It’s good to extract // James Cooke // Brighton-based Python developer

Last week we released version 1 of pysyncgateway - a Python package for communicating with Couchbase’s Sync Gateway via its REST API.

But this “new” library was not created from scratch. It consists mainly of code extracted from my employer’s Django based API server repository. That API is now around 4,000 lines of code and test smaller and installs pysyncgateway as a package during deployment.

Both the process of extraction and the final result have been been really helpful - this post covers some of the benefits that we have found so far.

Better separation of concerns

The boundary between the new library and the server code makes it much easier to reason about where responsibilities start and end.

Originally the Sync Gateway communication code was tightly knitted with our Django API server:

It used Django settings for establishing URLs of the Sync Gateway instance in test and production.
It provided test cases to our server’s old Unittest test suite, Those test cases created test Databases, Users and Documents on the Sync Gateway for each test - tearing them down afterwards.
It manipulated the statistical data retrieved from Sync Gateway and posted it to our statsd instance. Again Django’s settings were used for configuration.

In extracting the library, these responsibilities have been cleaned out and clarified:

Communication with Sync Gateway’s API from Python - Responsibility of pysyncgateway library. All calls made to Sync Gateway are the responsibility of the library.
Testing and mitigating any strange behaviours of the Sync Gateway API - Responsibility of pysyncgateway. The library’s code is the place to pin and mitigate any strange behaviours that are found.
Integration of Sync Gateway’s objects (User, Document, Database) into the API server and Django - Responsibility of API server code. The server code remains responsible for managing its own tests conditions.
Synchronisation of Django’s User object with Sync Gateway’s User objects - Responsibility of API server. The library is oblivious to the application that is using it - in the same way that the requests libary is oblivious to the fact that is it being used by pysyncgateway to communicate with Sync Gateway.

Improved efficiency of development and test

While working on the library code, I’ve found that testing has been much more efficient.

In terms of time, a single test run as part of a build on Circle CI takes around 10s whereas in our API server test suite it was taking 40s and was mixed in with a much longer (~20 minute) long test suite.

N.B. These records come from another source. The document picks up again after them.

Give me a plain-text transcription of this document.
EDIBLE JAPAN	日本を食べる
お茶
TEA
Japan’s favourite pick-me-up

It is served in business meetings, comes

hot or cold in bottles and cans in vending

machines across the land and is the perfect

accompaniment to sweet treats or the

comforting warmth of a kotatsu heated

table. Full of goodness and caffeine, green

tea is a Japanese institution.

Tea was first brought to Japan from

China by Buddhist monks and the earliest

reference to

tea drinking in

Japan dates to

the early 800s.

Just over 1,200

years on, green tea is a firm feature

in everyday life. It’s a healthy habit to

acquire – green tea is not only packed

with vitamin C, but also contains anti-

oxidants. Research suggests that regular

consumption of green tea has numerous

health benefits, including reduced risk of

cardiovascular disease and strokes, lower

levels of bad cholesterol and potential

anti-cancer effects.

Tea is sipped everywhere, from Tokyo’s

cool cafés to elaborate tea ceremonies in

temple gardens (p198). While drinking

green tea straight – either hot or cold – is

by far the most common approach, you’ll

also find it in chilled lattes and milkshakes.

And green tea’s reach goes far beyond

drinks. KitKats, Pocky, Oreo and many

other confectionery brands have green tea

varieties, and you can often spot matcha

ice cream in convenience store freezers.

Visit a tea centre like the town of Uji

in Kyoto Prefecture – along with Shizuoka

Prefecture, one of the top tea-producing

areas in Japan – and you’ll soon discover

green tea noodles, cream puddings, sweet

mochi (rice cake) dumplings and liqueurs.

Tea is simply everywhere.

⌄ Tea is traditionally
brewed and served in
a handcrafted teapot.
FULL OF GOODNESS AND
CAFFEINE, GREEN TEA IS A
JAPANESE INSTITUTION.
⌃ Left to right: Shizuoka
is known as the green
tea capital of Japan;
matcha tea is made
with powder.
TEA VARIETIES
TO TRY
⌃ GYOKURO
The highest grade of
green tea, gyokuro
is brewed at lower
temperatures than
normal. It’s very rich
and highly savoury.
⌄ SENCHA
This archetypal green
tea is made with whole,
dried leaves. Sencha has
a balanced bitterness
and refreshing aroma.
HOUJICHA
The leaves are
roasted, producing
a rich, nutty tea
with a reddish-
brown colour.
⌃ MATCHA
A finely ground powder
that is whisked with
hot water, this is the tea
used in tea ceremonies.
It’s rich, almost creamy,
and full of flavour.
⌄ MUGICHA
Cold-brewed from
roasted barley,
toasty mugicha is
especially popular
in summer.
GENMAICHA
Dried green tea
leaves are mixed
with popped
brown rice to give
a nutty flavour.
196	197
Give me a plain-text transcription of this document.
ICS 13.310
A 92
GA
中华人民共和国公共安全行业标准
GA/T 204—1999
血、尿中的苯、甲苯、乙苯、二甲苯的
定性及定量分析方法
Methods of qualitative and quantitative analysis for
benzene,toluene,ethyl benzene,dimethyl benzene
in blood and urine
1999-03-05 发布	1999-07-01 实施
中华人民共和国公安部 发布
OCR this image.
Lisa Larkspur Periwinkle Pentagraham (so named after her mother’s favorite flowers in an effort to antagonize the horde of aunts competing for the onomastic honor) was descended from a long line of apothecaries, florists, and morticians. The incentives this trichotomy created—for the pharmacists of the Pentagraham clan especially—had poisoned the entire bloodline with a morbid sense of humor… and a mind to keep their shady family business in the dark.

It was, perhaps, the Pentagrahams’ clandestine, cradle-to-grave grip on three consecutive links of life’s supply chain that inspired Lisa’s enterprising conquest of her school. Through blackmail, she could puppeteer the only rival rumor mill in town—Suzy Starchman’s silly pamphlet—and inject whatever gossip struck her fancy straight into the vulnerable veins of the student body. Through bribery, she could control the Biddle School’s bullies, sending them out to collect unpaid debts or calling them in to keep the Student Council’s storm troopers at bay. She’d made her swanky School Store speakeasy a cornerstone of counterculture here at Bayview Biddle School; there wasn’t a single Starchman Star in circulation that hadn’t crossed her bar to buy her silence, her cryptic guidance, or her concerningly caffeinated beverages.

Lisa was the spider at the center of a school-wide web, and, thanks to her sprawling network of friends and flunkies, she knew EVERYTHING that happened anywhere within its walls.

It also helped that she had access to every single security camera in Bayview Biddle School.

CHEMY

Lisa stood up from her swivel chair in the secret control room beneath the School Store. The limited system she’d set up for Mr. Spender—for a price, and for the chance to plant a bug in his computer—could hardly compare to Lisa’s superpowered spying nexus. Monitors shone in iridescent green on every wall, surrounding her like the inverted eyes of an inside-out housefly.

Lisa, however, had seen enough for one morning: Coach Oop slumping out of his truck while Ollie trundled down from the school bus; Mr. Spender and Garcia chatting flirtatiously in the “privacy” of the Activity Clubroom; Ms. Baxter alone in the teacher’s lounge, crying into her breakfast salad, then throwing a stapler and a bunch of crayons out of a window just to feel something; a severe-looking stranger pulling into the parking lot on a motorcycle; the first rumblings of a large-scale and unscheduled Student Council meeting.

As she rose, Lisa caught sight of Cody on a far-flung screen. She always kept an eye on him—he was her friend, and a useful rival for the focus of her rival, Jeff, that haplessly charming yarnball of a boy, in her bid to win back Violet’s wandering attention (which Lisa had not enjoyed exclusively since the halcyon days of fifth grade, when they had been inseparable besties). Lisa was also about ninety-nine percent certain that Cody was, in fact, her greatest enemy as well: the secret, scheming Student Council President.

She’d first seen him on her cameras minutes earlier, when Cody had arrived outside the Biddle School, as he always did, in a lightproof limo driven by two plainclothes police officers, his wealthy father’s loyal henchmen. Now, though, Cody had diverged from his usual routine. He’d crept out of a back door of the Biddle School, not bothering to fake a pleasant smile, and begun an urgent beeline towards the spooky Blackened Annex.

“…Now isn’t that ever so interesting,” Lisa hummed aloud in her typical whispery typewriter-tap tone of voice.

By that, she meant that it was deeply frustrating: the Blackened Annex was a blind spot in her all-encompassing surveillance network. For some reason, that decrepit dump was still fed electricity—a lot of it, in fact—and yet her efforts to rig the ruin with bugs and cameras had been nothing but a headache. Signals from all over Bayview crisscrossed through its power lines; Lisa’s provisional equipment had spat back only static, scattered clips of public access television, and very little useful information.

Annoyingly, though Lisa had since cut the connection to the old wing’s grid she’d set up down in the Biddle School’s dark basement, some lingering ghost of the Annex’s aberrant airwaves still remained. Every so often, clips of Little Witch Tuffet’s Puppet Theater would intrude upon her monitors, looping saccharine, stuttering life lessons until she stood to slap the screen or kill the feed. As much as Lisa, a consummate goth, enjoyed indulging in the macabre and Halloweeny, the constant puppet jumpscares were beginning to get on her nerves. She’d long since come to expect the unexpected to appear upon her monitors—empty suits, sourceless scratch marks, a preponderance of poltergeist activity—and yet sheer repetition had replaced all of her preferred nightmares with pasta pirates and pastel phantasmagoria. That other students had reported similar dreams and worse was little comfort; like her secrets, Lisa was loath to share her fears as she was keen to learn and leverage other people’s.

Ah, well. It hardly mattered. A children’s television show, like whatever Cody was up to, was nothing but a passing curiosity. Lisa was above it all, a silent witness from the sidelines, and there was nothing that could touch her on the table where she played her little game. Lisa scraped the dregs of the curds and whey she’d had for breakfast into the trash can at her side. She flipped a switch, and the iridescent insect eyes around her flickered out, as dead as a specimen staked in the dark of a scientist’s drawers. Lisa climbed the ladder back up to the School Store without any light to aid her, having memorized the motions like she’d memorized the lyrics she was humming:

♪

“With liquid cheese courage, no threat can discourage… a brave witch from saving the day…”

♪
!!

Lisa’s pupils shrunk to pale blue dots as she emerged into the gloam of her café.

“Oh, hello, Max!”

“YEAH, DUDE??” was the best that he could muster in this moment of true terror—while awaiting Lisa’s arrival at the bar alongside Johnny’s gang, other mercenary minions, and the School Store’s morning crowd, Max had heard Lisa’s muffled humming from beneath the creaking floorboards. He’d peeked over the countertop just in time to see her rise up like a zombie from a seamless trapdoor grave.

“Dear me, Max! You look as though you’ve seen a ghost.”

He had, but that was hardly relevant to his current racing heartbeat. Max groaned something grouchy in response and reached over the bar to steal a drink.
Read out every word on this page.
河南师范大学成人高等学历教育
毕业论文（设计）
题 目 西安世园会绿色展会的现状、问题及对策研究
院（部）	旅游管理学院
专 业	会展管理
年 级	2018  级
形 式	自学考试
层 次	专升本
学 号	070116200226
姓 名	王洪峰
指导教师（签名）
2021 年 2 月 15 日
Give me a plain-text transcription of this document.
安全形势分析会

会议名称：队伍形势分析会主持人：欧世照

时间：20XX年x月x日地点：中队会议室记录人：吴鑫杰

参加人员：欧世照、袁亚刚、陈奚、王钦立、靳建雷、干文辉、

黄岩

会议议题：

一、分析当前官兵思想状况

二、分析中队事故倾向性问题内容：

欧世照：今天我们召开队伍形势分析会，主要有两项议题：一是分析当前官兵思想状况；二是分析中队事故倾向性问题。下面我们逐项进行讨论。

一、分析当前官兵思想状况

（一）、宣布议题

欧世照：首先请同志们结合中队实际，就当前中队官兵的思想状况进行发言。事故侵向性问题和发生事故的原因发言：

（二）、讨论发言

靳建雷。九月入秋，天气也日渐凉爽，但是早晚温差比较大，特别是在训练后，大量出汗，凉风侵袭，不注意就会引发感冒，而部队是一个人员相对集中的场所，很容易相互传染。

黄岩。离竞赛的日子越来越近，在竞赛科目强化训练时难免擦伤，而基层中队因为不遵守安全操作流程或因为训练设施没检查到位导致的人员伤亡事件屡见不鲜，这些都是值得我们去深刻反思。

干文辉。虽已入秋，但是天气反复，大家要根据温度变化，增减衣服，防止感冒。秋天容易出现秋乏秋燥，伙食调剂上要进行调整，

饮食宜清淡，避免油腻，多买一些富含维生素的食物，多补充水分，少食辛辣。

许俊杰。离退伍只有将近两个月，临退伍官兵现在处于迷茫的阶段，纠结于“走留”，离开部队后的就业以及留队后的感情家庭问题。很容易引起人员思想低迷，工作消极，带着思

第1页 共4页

The dedicated library repository now means that when I’ve had questions about how Sync Gateway behaves in certain situations, then the library is the place to explore that behaviour and ensure that the library code is fulfilling its main responsibility - communicating as best it can with any Sync Gateway instance.

Document all the things

The documentation built by sphinx and hosted on Read The Docs is great. I’ve found it much better than reading docs via a code editor or ipython and end up using the RTD site as the main point of reference.

Luckily many of the docstrings were in place in much of the code before the extraction, but moving they were mixed in with API project specific information that could not be published. Again, the clarity of responsibilities meant that we could clean up much of the docs to make them ready to be published.

Still a monolith, but with packaging benefits

Our server code remains a single monolith - it’s one installed blob of code on one server. The Sync Gateway code was extracted into a library, not a service.

However, now that the Sync Gateway code is installed from PyPi via pip-sync, this provides the additional abstraction that we can select the version of the library that will be installed.

This means we will have more flexibility to improve the library to work with the latest version of Sync Gateway 2 (it’s currently only tested with 1.5) and also Python 3. We can upgrade the library, make breaking changes if required and bump versions without touching the server monolith at all.

Finally

The extraction of pysyncgateway has worked out well for us and so I’m preparing to extract our next library - a simple object orientated layer that we use to communicate with Nextcloud.

There will be quite a bit of time invested to extract the code, but my expectation is that the test benefits will be great. Not only will we get to remove library code that takes around 6 minutes to test, but also we will gain the library’s test suite as a dedicated area to test the nuanced edge cases of Nextcloud’s API.

Happy code extraction!